The Department of Lands advised that it had no objection to the use of the name "Belfield" and approval was subsequently given for the establishment of a non-official post office. In 1921, Belfield was the site of one of the first war services home developments in Australia, providing housing for World War I servicemen. The part of Belfield north of Punchbowl Road was in Enfield Council, but was transferred to Strathfield Council in 1949 together with the west ward of Enfield Council.

The place name of "Belfield" was first gazetted in 1977. The official boundaries for Belfield were re-gazetted during August 1993 together with all other suburbs in the Canterbury Local Government Area, and again in 1995.

Three streets are named after World War I sites of importance to Australians; Bazentin Street (after the town Bazentin in the Somme, France, site of the Battle of Bazentin Ridge in July 1916), Persic Street (after the SS Persic, a ship that transported Australian soldiers to Europe during the war) and Mena Street (after Mena Camp, Egypt, an AIF training base prior to the Gallipoli Campaign). A fourth street, Birdwood Avenue, is named after General William Birdwood, the ANZAC commander in Gallipoli.

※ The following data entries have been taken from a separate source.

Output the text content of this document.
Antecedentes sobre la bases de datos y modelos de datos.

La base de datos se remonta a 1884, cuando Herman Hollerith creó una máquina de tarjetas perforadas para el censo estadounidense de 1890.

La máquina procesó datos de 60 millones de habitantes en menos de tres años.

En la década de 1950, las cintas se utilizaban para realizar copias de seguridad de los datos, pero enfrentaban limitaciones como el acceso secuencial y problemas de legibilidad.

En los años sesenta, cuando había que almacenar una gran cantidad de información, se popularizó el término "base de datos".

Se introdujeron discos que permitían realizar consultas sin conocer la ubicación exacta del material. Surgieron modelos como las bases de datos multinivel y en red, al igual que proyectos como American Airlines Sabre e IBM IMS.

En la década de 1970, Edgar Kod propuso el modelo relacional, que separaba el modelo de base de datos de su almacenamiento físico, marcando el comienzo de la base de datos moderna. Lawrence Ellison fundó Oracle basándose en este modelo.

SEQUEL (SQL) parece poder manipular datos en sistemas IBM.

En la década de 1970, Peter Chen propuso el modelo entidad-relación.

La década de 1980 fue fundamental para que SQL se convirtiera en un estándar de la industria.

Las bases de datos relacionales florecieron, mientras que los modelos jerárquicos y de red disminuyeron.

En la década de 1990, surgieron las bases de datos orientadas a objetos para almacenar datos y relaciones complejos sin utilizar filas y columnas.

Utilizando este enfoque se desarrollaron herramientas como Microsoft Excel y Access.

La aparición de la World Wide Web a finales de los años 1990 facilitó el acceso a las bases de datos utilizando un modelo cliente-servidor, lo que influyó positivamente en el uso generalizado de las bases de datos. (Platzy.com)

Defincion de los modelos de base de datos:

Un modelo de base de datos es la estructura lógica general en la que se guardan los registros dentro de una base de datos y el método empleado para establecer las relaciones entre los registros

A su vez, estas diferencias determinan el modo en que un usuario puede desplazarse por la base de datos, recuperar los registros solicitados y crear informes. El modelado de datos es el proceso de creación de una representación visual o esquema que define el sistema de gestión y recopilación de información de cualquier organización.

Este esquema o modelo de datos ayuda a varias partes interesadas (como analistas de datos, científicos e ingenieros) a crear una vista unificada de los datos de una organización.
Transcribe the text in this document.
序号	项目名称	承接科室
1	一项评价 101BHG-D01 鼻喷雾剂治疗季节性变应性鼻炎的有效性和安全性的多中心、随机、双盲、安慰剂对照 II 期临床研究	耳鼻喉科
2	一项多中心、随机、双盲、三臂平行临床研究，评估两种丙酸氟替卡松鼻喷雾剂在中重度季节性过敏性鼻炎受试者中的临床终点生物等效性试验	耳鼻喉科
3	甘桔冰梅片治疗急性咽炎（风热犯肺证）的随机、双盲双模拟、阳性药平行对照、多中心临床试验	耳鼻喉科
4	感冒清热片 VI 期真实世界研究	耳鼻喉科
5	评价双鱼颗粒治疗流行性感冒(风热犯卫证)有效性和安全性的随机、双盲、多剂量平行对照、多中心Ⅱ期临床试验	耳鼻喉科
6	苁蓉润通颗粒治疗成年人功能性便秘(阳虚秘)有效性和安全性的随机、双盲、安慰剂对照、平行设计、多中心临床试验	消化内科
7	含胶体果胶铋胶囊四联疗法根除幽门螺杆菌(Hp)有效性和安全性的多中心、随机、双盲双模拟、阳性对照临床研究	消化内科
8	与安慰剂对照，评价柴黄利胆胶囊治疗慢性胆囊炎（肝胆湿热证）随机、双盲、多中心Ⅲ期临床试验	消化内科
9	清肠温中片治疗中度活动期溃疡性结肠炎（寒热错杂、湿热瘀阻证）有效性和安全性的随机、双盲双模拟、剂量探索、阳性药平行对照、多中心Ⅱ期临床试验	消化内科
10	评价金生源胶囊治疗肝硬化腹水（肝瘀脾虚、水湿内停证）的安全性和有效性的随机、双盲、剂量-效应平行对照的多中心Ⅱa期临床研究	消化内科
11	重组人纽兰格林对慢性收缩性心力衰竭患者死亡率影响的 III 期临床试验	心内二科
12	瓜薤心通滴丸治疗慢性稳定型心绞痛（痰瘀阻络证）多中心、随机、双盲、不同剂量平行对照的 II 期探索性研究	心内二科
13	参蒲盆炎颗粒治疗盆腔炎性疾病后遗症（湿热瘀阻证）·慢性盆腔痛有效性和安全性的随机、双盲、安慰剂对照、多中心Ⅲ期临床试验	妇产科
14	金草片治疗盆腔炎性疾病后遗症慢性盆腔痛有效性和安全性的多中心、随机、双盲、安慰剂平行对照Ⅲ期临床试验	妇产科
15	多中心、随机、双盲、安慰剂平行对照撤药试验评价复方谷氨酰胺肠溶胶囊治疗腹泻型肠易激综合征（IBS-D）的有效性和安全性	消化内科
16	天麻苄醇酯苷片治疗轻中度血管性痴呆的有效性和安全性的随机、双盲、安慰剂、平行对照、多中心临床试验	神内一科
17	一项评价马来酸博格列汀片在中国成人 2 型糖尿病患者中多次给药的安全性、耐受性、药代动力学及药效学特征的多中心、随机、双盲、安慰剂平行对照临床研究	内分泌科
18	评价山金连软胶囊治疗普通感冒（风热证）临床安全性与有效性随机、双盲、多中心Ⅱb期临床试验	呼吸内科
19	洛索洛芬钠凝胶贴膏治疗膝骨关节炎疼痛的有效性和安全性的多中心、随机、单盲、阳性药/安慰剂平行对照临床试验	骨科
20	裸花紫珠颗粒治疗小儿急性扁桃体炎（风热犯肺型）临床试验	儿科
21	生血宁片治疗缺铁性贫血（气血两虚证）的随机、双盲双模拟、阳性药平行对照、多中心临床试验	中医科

The majority of houses in Belfield were built after World War II, as public housing. Many of the houses have been turned over to private ownership since then. Australia's first Pizza Hut opened in Belfield in April 1970, but closed in 1998.

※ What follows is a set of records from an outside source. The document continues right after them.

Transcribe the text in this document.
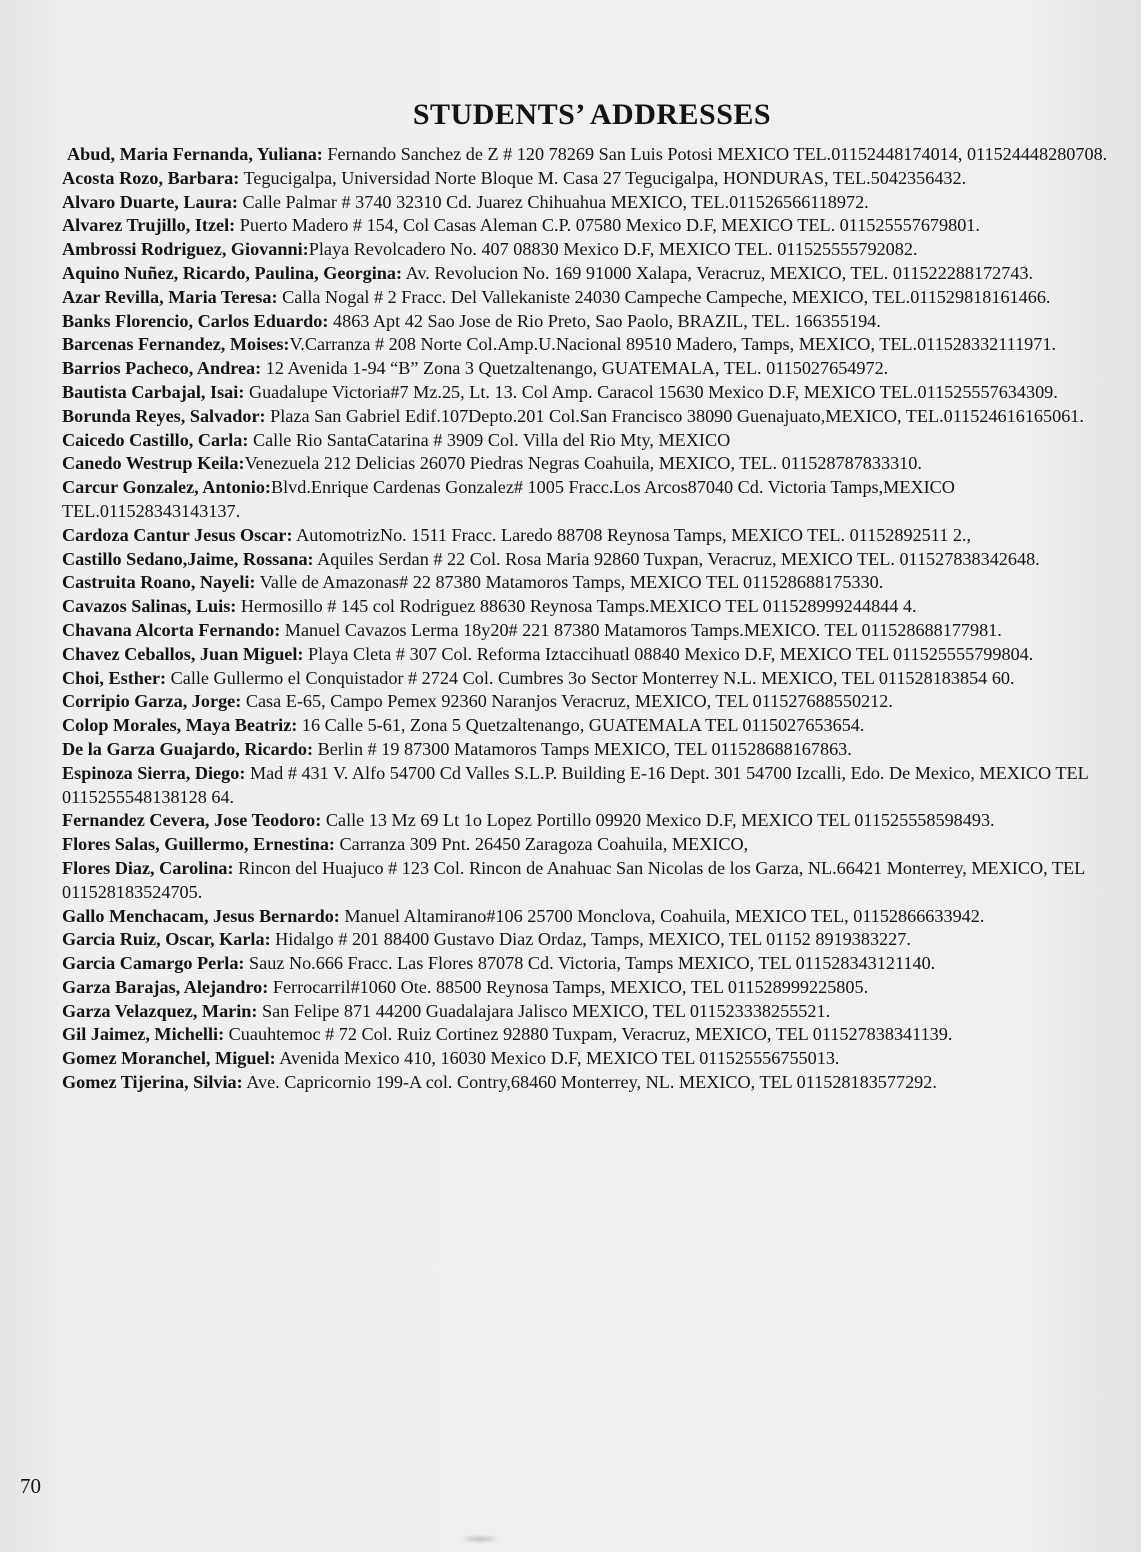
STUDENTS’ ADDRESSES
Abud, Maria Fernanda, Yuliana: Fernando Sanchez de Z # 120 78269 San Luis Potosi MEXICO TEL.01152448174014, 011524448280708.
Acosta Rozo, Barbara: Tegucigalpa, Universidad Norte Bloque M. Casa 27 Tegucigalpa, HONDURAS, TEL.5042356432.
Alvaro Duarte, Laura: Calle Palmar # 3740 32310 Cd. Juarez Chihuahua MEXICO, TEL.011526566118972.
Alvarez Trujillo, Itzel: Puerto Madero # 154, Col Casas Aleman C.P. 07580 Mexico D.F, MEXICO TEL. 011525557679801.
Ambrossi Rodriguez, Giovanni:Playa Revolcadero No. 407 08830 Mexico D.F, MEXICO TEL. 011525555792082.
Aquino Nuñez, Ricardo, Paulina, Georgina: Av. Revolucion No. 169 91000 Xalapa, Veracruz, MEXICO, TEL. 011522288172743.
Azar Revilla, Maria Teresa: Calla Nogal # 2 Fracc. Del Vallekaniste 24030 Campeche Campeche, MEXICO, TEL.011529818161466.
Banks Florencio, Carlos Eduardo: 4863 Apt 42 Sao Jose de Rio Preto, Sao Paolo, BRAZIL, TEL. 166355194.
Barcenas Fernandez, Moises:V.Carranza # 208 Norte Col.Amp.U.Nacional 89510 Madero, Tamps, MEXICO, TEL.011528332111971.
Barrios Pacheco, Andrea: 12 Avenida 1-94 “B” Zona 3 Quetzaltenango, GUATEMALA, TEL. 0115027654972.
Bautista Carbajal, Isai: Guadalupe Victoria#7 Mz.25, Lt. 13. Col Amp. Caracol 15630 Mexico D.F, MEXICO TEL.011525557634309.
Borunda Reyes, Salvador: Plaza San Gabriel Edif.107Depto.201 Col.San Francisco 38090 Guenajuato,MEXICO, TEL.011524616165061.
Caicedo Castillo, Carla: Calle Rio SantaCatarina # 3909 Col. Villa del Rio Mty, MEXICO
Canedo Westrup Keila:Venezuela 212 Delicias 26070 Piedras Negras Coahuila, MEXICO, TEL. 011528787833310.
Carcur Gonzalez, Antonio:Blvd.Enrique Cardenas Gonzalez# 1005 Fracc.Los Arcos87040 Cd. Victoria Tamps,MEXICO TEL.011528343143137.
Cardoza Cantur Jesus Oscar: AutomotrizNo. 1511 Fracc. Laredo 88708 Reynosa Tamps, MEXICO TEL. 01152892511 2.,
Castillo Sedano,Jaime, Rossana: Aquiles Serdan # 22 Col. Rosa Maria 92860 Tuxpan, Veracruz, MEXICO TEL. 011527838342648.
Castruita Roano, Nayeli: Valle de Amazonas# 22 87380 Matamoros Tamps, MEXICO TEL 011528688175330.
Cavazos Salinas, Luis: Hermosillo # 145 col Rodriguez 88630 Reynosa Tamps.MEXICO TEL 011528999244844 4.
Chavana Alcorta Fernando: Manuel Cavazos Lerma 18y20# 221 87380 Matamoros Tamps.MEXICO. TEL 011528688177981.
Chavez Ceballos, Juan Miguel: Playa Cleta # 307 Col. Reforma Iztaccihuatl 08840 Mexico D.F, MEXICO TEL 011525555799804.
Choi, Esther: Calle Gullermo el Conquistador # 2724 Col. Cumbres 3o Sector Monterrey N.L. MEXICO, TEL 011528183854 60.
Corripio Garza, Jorge: Casa E-65, Campo Pemex 92360 Naranjos Veracruz, MEXICO, TEL 011527688550212.
Colop Morales, Maya Beatriz: 16 Calle 5-61, Zona 5 Quetzaltenango, GUATEMALA TEL 0115027653654.
De la Garza Guajardo, Ricardo: Berlin # 19 87300 Matamoros Tamps MEXICO, TEL 011528688167863.
Espinoza Sierra, Diego: Mad # 431 V. Alfo 54700 Cd Valles S.L.P. Building E-16 Dept. 301 54700 Izcalli, Edo. De Mexico, MEXICO TEL 0115255548138128 64.
Fernandez Cevera, Jose Teodoro: Calle 13 Mz 69 Lt 1o Lopez Portillo 09920 Mexico D.F, MEXICO TEL 011525558598493.
Flores Salas, Guillermo, Ernestina: Carranza 309 Pnt. 26450 Zaragoza Coahuila, MEXICO,
Flores Diaz, Carolina: Rincon del Huajuco # 123 Col. Rincon de Anahuac San Nicolas de los Garza, NL.66421 Monterrey, MEXICO, TEL 011528183524705.
Gallo Menchacam, Jesus Bernardo: Manuel Altamirano#106 25700 Monclova, Coahuila, MEXICO TEL, 01152866633942.
Garcia Ruiz, Oscar, Karla: Hidalgo # 201 88400 Gustavo Diaz Ordaz, Tamps, MEXICO, TEL 01152 8919383227.
Garcia Camargo Perla: Sauz No.666 Fracc. Las Flores 87078 Cd. Victoria, Tamps MEXICO, TEL 011528343121140.
Garza Barajas, Alejandro: Ferrocarril#1060 Ote. 88500 Reynosa Tamps, MEXICO, TEL 011528999225805.
Garza Velazquez, Marin: San Felipe 871 44200 Guadalajara Jalisco MEXICO, TEL 011523338255521.
Gil Jaimez, Michelli: Cuauhtemoc # 72 Col. Ruiz Cortinez 92880 Tuxpam, Veracruz, MEXICO, TEL 011527838341139.
Gomez Moranchel, Miguel: Avenida Mexico 410, 16030 Mexico D.F, MEXICO TEL 011525556755013.
Gomez Tijerina, Silvia: Ave. Capricornio 199-A col. Contry,68460 Monterrey, NL. MEXICO, TEL 011528183577292.
70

In 2023, what was at that time the northern part of Belfield which was within the Municipality of Strathfield (north of Punchbowl Road and south of the Cooks River and Cox Creek) was separated from the southern part within the City of Canterbury-Bankstown and became part of Strathfield South, from which it was (until then) separated by the Cooks River.

==Location==
Belfield has a mixture of residential, light industrial and commercial areas. A small shopping strip is located along Burwood Road. The northern boundary of Belfield is Punchbowl Road. A crescent-shaped area north of Punchbowl Road and south of the Cooks River and its tributary, Coxs Creek, is in Strathfield Council and was formerly also part of Belfield, but in 2023 was transferred to the suburb of Strathfield South. The Metropolitan Goods Line marks the southwestern boundary for Belfield.

==Demographics==
According to the , there were 6,555 residents in Belfield. 57.4% of residents were born in Australia. The most common other countries of birth were Lebanon 6.0%, China 5.9%, South Korea 3.3%, Italy 2.6% and Greece 2.0%. The most common reported ancestries were Lebanese (19.2%), Australian (14.1%), Italian (12.8%), Chinese (12.6%) and English (10.3%).

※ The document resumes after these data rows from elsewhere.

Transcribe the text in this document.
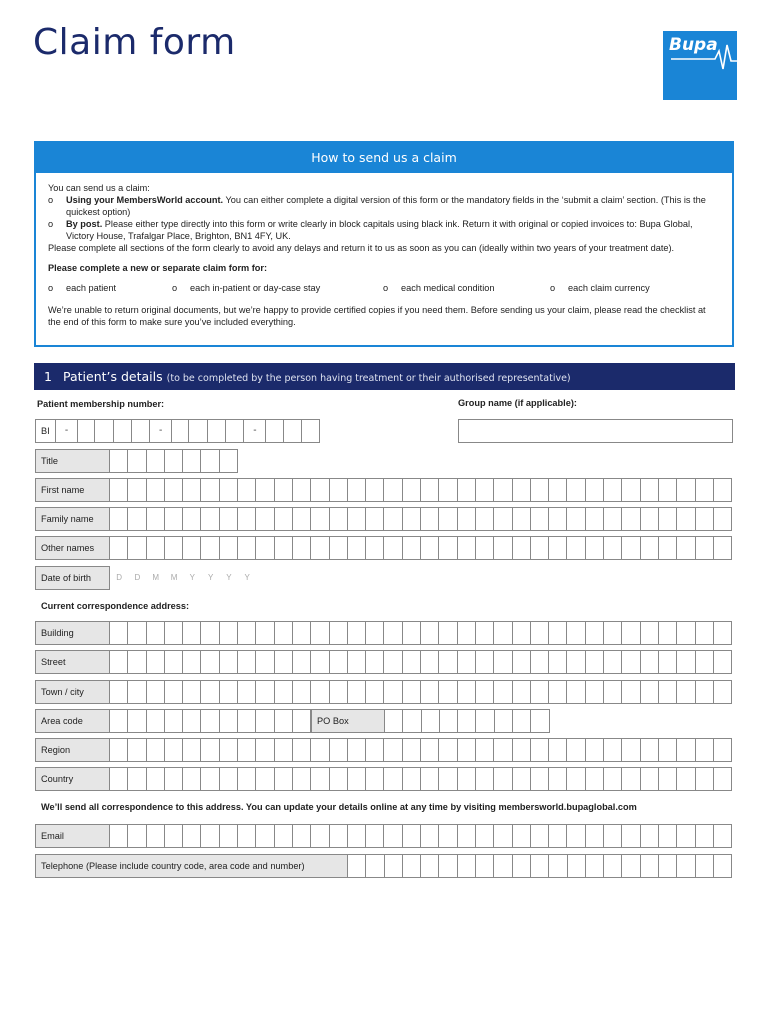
Claim form	Bupa
How to send us a claim

You can send us a claim:

o	Using your MembersWorld account. You can either complete a digital version of this form or the mandatory fields in the ‘submit a claim’ section. (This is the quickest option)
o	By post. Please either type directly into this form or write clearly in block capitals using black ink. Return it with original or copied invoices to: Bupa Global, Victory House, Trafalgar Place, Brighton, BN1 4FY, UK.

Please complete all sections of the form clearly to avoid any delays and return it to us as soon as you can (ideally within two years of your treatment date).

Please complete a new or separate claim form for:

o	each patient	o	each in-patient or day-case stay	o	each medical condition	o	each claim currency

We’re unable to return original documents, but we’re happy to provide certified copies if you need them. Before sending us your claim, please read the checklist at the end of this form to make sure you’ve included everything.

1 Patient’s details (to be completed by the person having treatment or their authorised representative)
Patient membership number:	Group name (if applicable):
BI	-	-	-
Title
First name
Family name
Other names
Date of birth	D	D	M	M	Y	Y	Y	Y
Current correspondence address:
Building
Street
Town / city
Area code	PO Box
Region
Country
We’ll send all correspondence to this address. You can update your details online at any time by visiting membersworld.bupaglobal.com
Email
Telephone (Please include country code, area code and number)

42.8% of residents spoke only English at home. Other languages spoken at home included Arabic 15.4%, Mandarin 5.9%, Greek 5.1%, Italian 4.7% and Cantonese 4.4%. The most common responses for religious affiliation were Catholic 40.6%, No Religion 16.4% and Eastern Orthodox 10.3%.

==Schools and churches==
Belfield has a number of houses of worship, and St. Michael's Primary School opened in 1959. There is also a Uniting Church on Punchbowl Road and a Korean Presbyterian Church (formally Church of England) on Burwood Road.

==Sport==
The Belfield Bowling and Recreation Club is a bowls club located near the intersection of Punchbowl Road and Georges River Road and the Cooks River. Rudd Park is home to the Belmore Eagles Soccer Club and features two tennis courts, and rugby league Enfield Federals home ground Cooke Park.

==Commercial area==
A small group of shops, restaurants, post office and a hotel are located on Burwood Road, near the intersection of Punchbowl Road. The Belfield area is being renovated with new shops and apartments. It also includes a pizza bar, a bakery and a cafe.